The critical factor is VPN speed. YouTube requires significantly more bandwidth than email or messaging:
- 480p: 2.5 Mbps minimum
- 720p: 5 Mbps minimum
- 1080p: 10 Mbps minimum
- 4K: 25 Mbps minimum
Most budget VPNs in China deliver 2–5 Mbps at best, which means constant buffering even at 720p. For smooth streaming, you need a provider with China-optimized routing. SSRocket maintains fast connections to servers in Hong Kong, Japan, and Singapore—the closest and fastest options for YouTube from China. Plans start at $5.99 per month.
Best VPN Settings for YouTube in China
Server location matters. Connect to the geographically closest server for the best speeds. From mainland China, the typical ranking is: Hong Kong > Japan > Singapore > US West Coast. Hong Kong servers usually deliver the lowest latency and highest throughput.
Protocol selection. Use a protocol that supports traffic obfuscation. The Great Firewall actively detects and throttles standard VPN protocols. Providers with obfuscation technology maintain more consistent speeds.
Peak hours. Chinese internet traffic peaks between 8–11 PM local time. VPN speeds drop noticeably during this window. If you can, watch during off-peak hours. Otherwise, lower the video quality to 720p during peak times to reduce buffering.
Chinese Alternatives to YouTube
Bilibili. China’s largest user-generated video platform. Strong in anime, gaming, tech reviews, and educational content. Mostly Chinese-language, but growing international content. No VPN needed.
Youku, iQIYI, Tencent Video. China’s streaming giants, comparable to Netflix. Primarily Chinese-language dramas, films, and variety shows. Subscription-based with some free content.
Douyin (Chinese TikTok). Short-form video. Enormously popular in China but entirely separate from the international TikTok app.
These platforms are great for Chinese-language entertainment, but they are not substitutes for YouTube if you follow English-language creators, educational channels, or international news.
Can You Upload to YouTube from China?
Yes, with a VPN—but uploading requires even more bandwidth and stability than watching. A video upload can take hours if your VPN connection is slow or drops mid-transfer. For content creators working in China, choose a VPN provider that optimizes both download and upload speeds. SSRocket supports bidirectional optimization for exactly this use case.
Also need AI tools for your content workflow? SSRocket includes built-in access to ChatGPT, Claude, and Gemini alongside VPN—no separate subscriptions needed.
Frequently Asked Questions
Is there a free way to watch YouTube in China?

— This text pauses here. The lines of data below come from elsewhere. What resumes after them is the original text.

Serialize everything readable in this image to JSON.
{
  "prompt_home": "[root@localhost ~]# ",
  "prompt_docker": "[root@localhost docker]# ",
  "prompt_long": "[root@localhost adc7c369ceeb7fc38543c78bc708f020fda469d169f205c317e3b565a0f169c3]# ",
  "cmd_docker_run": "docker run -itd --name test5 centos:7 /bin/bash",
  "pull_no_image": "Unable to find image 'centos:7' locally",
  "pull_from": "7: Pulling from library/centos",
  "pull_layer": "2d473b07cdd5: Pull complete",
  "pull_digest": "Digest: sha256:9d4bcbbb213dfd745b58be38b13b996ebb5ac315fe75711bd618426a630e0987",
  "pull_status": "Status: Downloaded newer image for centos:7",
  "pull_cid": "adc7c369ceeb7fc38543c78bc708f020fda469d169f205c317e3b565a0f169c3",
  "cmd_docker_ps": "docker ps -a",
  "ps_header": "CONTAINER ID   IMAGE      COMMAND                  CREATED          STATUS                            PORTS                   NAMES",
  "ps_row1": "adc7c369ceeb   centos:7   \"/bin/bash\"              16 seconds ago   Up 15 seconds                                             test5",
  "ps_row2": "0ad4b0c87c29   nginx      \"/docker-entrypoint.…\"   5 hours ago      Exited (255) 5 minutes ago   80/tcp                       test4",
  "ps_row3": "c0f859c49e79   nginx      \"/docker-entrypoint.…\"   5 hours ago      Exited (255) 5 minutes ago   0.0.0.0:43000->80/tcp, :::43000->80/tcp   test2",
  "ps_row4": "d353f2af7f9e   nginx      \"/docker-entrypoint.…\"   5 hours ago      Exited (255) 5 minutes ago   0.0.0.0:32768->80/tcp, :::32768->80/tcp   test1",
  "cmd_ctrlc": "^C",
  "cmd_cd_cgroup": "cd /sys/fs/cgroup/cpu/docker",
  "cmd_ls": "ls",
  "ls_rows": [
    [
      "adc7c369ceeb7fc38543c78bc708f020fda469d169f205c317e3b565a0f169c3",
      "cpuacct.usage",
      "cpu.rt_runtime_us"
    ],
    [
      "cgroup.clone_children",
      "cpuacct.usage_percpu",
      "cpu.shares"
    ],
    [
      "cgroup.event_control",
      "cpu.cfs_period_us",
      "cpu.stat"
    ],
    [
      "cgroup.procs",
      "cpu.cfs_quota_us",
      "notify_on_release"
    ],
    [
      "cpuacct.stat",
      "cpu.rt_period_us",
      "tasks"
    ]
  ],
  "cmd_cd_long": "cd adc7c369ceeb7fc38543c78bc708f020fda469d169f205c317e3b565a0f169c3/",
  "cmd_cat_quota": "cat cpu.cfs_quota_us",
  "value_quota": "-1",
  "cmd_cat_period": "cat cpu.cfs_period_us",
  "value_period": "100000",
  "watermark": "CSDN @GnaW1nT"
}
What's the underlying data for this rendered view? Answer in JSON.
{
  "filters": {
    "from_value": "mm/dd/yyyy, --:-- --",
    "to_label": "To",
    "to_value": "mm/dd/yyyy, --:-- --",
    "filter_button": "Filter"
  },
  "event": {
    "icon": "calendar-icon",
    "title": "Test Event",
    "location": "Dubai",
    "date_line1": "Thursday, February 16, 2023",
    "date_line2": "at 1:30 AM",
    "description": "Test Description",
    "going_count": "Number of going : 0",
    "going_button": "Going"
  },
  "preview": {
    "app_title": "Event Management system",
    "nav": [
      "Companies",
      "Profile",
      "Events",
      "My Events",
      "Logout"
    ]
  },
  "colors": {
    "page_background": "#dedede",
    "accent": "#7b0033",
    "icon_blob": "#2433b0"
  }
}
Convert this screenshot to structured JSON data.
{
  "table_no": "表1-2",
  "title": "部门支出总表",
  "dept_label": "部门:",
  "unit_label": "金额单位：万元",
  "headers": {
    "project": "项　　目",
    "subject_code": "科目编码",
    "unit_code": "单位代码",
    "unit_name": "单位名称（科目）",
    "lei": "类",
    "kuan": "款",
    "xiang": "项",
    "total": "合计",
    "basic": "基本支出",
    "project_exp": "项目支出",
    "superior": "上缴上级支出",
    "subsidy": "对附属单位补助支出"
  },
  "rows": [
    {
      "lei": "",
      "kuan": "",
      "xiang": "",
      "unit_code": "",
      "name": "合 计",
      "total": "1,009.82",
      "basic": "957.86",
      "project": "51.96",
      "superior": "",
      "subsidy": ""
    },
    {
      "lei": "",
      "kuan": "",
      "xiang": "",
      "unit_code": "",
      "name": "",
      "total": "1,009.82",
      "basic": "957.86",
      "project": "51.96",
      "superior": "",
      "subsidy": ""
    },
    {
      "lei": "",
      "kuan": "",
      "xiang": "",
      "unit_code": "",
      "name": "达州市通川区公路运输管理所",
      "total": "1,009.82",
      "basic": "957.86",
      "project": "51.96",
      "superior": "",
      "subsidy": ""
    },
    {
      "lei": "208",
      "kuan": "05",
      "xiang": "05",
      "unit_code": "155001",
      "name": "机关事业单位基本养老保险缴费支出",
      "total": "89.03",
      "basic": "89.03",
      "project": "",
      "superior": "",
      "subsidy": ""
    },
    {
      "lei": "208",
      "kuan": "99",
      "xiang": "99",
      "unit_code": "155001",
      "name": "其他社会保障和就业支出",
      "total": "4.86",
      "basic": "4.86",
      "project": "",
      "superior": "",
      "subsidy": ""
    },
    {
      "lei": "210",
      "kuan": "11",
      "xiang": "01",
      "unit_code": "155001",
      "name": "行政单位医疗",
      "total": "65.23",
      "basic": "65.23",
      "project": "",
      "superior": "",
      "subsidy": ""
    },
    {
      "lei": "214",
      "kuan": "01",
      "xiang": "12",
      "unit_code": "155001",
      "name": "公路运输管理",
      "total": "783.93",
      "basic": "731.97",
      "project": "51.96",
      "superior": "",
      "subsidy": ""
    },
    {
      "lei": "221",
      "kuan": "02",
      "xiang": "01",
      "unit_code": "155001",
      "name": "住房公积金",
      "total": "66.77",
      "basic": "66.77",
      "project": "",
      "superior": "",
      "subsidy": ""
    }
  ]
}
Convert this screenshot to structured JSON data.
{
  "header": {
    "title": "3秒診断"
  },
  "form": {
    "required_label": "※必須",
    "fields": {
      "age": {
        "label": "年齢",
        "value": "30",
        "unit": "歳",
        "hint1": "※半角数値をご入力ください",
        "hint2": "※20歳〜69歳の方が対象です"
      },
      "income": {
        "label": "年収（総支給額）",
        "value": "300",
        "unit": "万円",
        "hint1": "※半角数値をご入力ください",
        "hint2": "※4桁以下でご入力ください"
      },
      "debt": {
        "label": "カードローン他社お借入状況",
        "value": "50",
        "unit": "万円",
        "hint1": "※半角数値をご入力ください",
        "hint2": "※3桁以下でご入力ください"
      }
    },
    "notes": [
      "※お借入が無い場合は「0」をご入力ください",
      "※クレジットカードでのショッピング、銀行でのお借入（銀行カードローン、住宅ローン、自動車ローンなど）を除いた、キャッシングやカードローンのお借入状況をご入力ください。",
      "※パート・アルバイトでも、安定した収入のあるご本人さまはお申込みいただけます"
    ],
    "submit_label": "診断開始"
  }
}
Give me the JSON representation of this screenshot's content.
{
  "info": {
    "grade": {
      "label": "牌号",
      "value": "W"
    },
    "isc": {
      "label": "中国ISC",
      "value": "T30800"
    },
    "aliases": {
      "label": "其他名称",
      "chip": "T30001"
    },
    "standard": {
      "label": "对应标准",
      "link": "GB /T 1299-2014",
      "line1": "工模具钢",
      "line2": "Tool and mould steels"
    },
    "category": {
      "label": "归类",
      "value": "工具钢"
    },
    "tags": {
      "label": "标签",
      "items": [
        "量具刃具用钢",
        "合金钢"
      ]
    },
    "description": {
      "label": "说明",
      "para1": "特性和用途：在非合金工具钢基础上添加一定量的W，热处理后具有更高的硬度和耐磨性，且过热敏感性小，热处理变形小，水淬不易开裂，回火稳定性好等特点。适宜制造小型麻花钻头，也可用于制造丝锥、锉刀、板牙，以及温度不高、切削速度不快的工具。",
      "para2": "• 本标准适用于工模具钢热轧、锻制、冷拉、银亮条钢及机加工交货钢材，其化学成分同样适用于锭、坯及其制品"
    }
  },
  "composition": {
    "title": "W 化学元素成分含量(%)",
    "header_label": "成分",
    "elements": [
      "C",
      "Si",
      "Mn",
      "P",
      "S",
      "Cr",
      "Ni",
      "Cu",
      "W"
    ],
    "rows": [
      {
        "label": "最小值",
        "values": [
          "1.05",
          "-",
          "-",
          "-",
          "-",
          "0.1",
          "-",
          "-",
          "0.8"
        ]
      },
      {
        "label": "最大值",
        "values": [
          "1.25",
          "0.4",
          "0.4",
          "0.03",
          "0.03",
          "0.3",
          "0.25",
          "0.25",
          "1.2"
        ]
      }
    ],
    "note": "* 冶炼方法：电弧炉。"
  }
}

Free VPNs exist but are almost never fast enough for video streaming in China. Most deliver under 3 Mbps, which means constant buffering. For watchable YouTube, a paid VPN with China optimization is necessary.
Does YouTube Premium work in China?
YouTube Premium features (ad-free viewing, background play, YouTube Music) all require a VPN to function in China. The offline download feature is useful—download videos to your device before entering China, and they will play without a connection.
Can I download YouTube videos before going to China?
Yes. YouTube Premium lets you download videos for offline viewing. This is a smart strategy: download your favorite channels’ latest videos before you arrive, and you have entertainment available even when your VPN is down.